South Africa’s poor public health system is not prepared to host minors en masse in its hospitals. “We have not experienced this situation before. We do not know if those who are entering are omicron, because it is necessary to make a sequence of the genome to find out, but most have not received the vaccine or only one of the doses “, continues Mathivha. Trying to maintain the official message of calm, health professionals point out that the fourth wave is already a reality in South Africa. The symptoms of new patients, the rapidity with which infections increase in all provinces, the population groups affected and the infections between vaccinated, are factors that allow us to deduce, explains Mathivha, that “there is a new player” in the battle against covid in the country.
Children under two years of age accounted for 10% of hospitalizations in Tshwane (Pretoria) at the beginning of the week, according to data from the National Institute of Communicable Diseases (NICD). Waasila Jassat, a public health specialist for the agency, assured Bloomberg that part of the increase in hospitalizations of children may reflect an extra precaution on the part of parents: “Children are more likely to be admitted as a precaution, because if they treat them at home something can go wrong “,
The NICD reported 8,561 cases of covid this Wednesday, almost double the number registered on Tuesday (4,373). It is not known how many of them are omicron, but it is becoming the dominant variant, with 74% of positives sequenced in November, according to the NICD. In the first three days of this week, there have been 552 new hospital admissions, more than half the total that was registered last week.
Mathivha expressed concern about the possibility that infections between health personnel cause a lack of nurses and doctors in this new wave of infections. “We are very concerned about the high number of health personnel who, even being vaccinated, and in some cases after having received the booster dose, have been infected and, although they have mild symptoms, they must stay home complying with the covid-19 protocol, and keep a quarantine for ten days, “he explained.
Towards mandatory vaccination
The knowledge about the evolution, virulence and effectiveness of the available vaccines with respect to the omicron variant is very limited. The South African Government has asked that scientists be allowed to continue working so that, predictably, in two weeks they will be able to offer verified information that allows new measures and restrictions to be adopted to combat the new variant of the virus. And the president, Cyril Ramaphosa, urged last Sunday the population that has not yet been vaccinated (only 35% of the adult population has received the complete guideline, according to official sources) to go to the immunization points and use the main tool that exists at the moment to combat covid-19.
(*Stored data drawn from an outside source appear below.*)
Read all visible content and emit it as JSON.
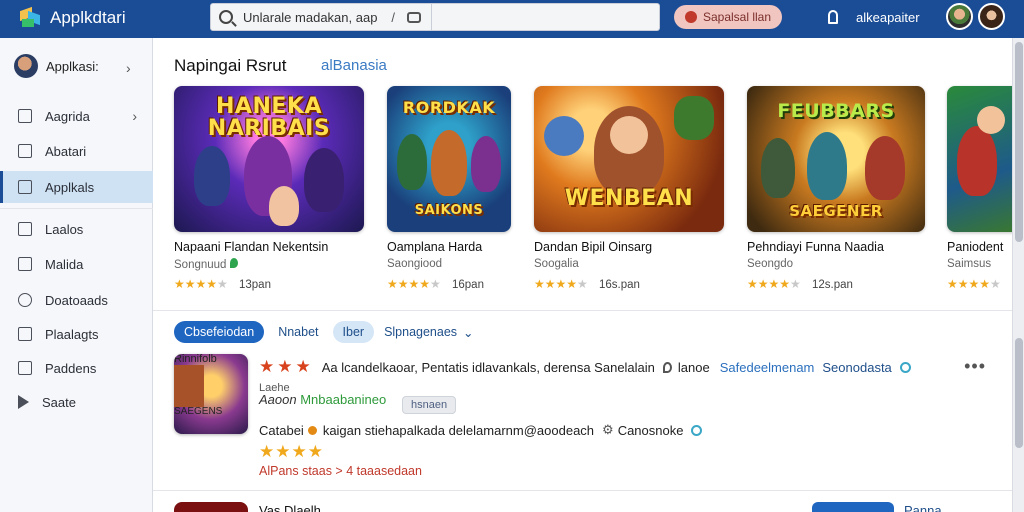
{
  "app": {
    "title": "Applkdtari"
  },
  "search": {
    "placeholder": "Unlarale madakan, aap",
    "edit_glyph": "/"
  },
  "header": {
    "pill_label": "Sapalsal llan",
    "user_name": "alkeapaiter"
  },
  "sidebar": {
    "account_label": "Applkasi:",
    "items": [
      {
        "label": "Aagrida",
        "has_chevron": true
      },
      {
        "label": "Abatari"
      },
      {
        "label": "Applkals",
        "active": true
      },
      {
        "label": "Laalos"
      },
      {
        "label": "Malida"
      },
      {
        "label": "Doatoaads"
      },
      {
        "label": "Plaalagts"
      },
      {
        "label": "Paddens"
      },
      {
        "label": "Saate"
      }
    ]
  },
  "section": {
    "title": "Napingai Rsrut",
    "link": "alBanasia"
  },
  "cards": [
    {
      "art_title": "HANEKA NARIBAIS",
      "art_sub": "",
      "name": "Napaani Flandan Nekentsin",
      "developer": "Songnuud",
      "rating": "13pan",
      "stars": 4
    },
    {
      "art_title": "RORDKAK",
      "art_sub": "SAIKONS",
      "name": "Oamplana Harda",
      "developer": "Saongiood",
      "rating": "16pan",
      "stars": 4
    },
    {
      "art_title": "WENBEAN",
      "art_sub": "",
      "name": "Dandan Bipil Oinsarg",
      "developer": "Soogalia",
      "rating": "16s.pan",
      "stars": 4
    },
    {
      "art_title": "FEUBBARS",
      "art_sub": "SAEGENER",
      "name": "Pehndiayi Funna Naadia",
      "developer": "Seongdo",
      "rating": "12s.pan",
      "stars": 4
    },
    {
      "art_title": "",
      "art_sub": "",
      "name": "Paniodent",
      "developer": "Saimsus",
      "rating": "",
      "stars": 4
    }
  ],
  "filters": {
    "primary": "Cbsefeiodan",
    "link": "Nnabet",
    "chip": "Iber",
    "sort": "Slpnagenaes"
  },
  "review": {
    "art_title": "Rinnifolb",
    "art_sub": "SAEGENS",
    "line1": "Aa lcandelkaoar, Pentatis idlavankals, derensa Sanelalain",
    "line1_extra": "lanoe",
    "tag1": "Safedeelmenam",
    "tag2": "Seonodasta",
    "line2": "Laehe",
    "line3_italic": "Aaoon",
    "line3_green": "Mnbaabanineo",
    "mini_chip": "hsnaen",
    "line4_prefix": "Catabei",
    "line4": "kaigan stiehapalkada delelamarnm@aoodeach",
    "line4_suffix": "Canosnoke",
    "stars": 4,
    "footer": "AlPans staas  >  4 taaasedaan"
  },
  "next_row": {
    "title": "Vas Dlaelh",
    "link": "Panna"
  },
  "colors": {
    "topbar": "#1b4d96",
    "accent": "#1f66c1",
    "star": "#f0a81c",
    "review_star": "#d8431d",
    "footer_red": "#c0392b",
    "active_nav_bg": "#cfe2f3"
  },
  "icons": {
    "brand": "stacked-cube-logo",
    "search": "search-icon",
    "edit": "edit-icon",
    "camera": "camera-icon",
    "bell": "bell-icon",
    "more": "more-icon"
  }
}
As a result of the intense debate on the need for the vaccine to be mandatory to access certain places and carry out certain activities, more and more companies have taken the initiative to implement it directly. And yesterday the universities of Wits (Johannesburg) and the UWC (Cape Town) announced that students who want to attend the academic year that will begin in January must be vaccinated. Some stores also offer discounts on specific days to those who present the vaccination card, and several unions – with great mobilization capacity in the country – have been forceful, warning of “the need to act now.” The rejection of vaccines, especially among young people, is due to the fact that, despite information and awareness campaigns, some distrust the Government and claim to fear becoming sterile, others that their DNA will change, and others adduce religious reasons, related with the “natural immunity”, to reject the puncture.
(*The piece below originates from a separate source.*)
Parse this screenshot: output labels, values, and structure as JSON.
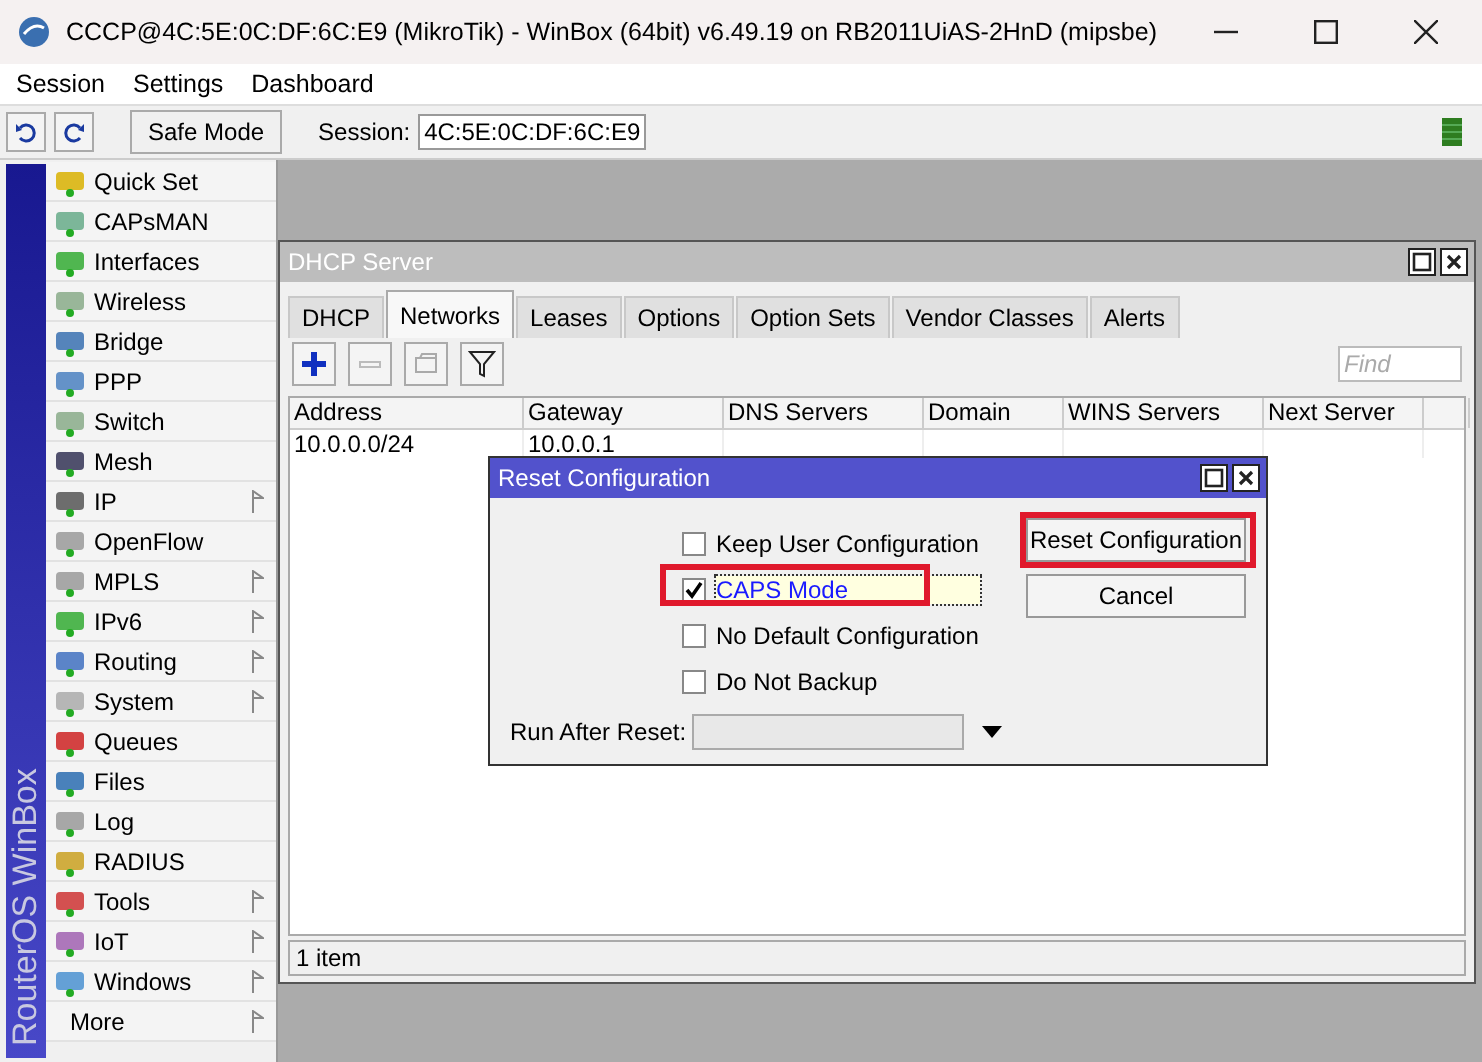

“Taking into account the high transmission that the virus is having at the moment, we strongly recommend that people who have not yet been vaccinated do so, because it is the way to defend themselves against a serious illness or even death,” insisted Mark van del Heever, spokesman for the Western Cape Province Health Department. A warning that the family doctor Unben Pillay seconded, explaining that the cases they are seeing these days begin with “symptoms of a cold, including a dry cough, which can be overcome at home when vaccinated.”
Michelle Groome, head of Public Health Surveillance and Response at the NICD, urged avoiding mass gatherings that could facilitate contagion, because “responsible actions are key to limiting the impact of the fourth wave.”
Experts point out that the next seven to ten days will be decisive to know the evolution of omicron. “The positive side”, Richard Friedland, executive director of the Netcare group, told the national media yesterday, “is that if we have a variant that exceeds the delta and does not cause a serious illness, we will be facing a cold pandemic …”.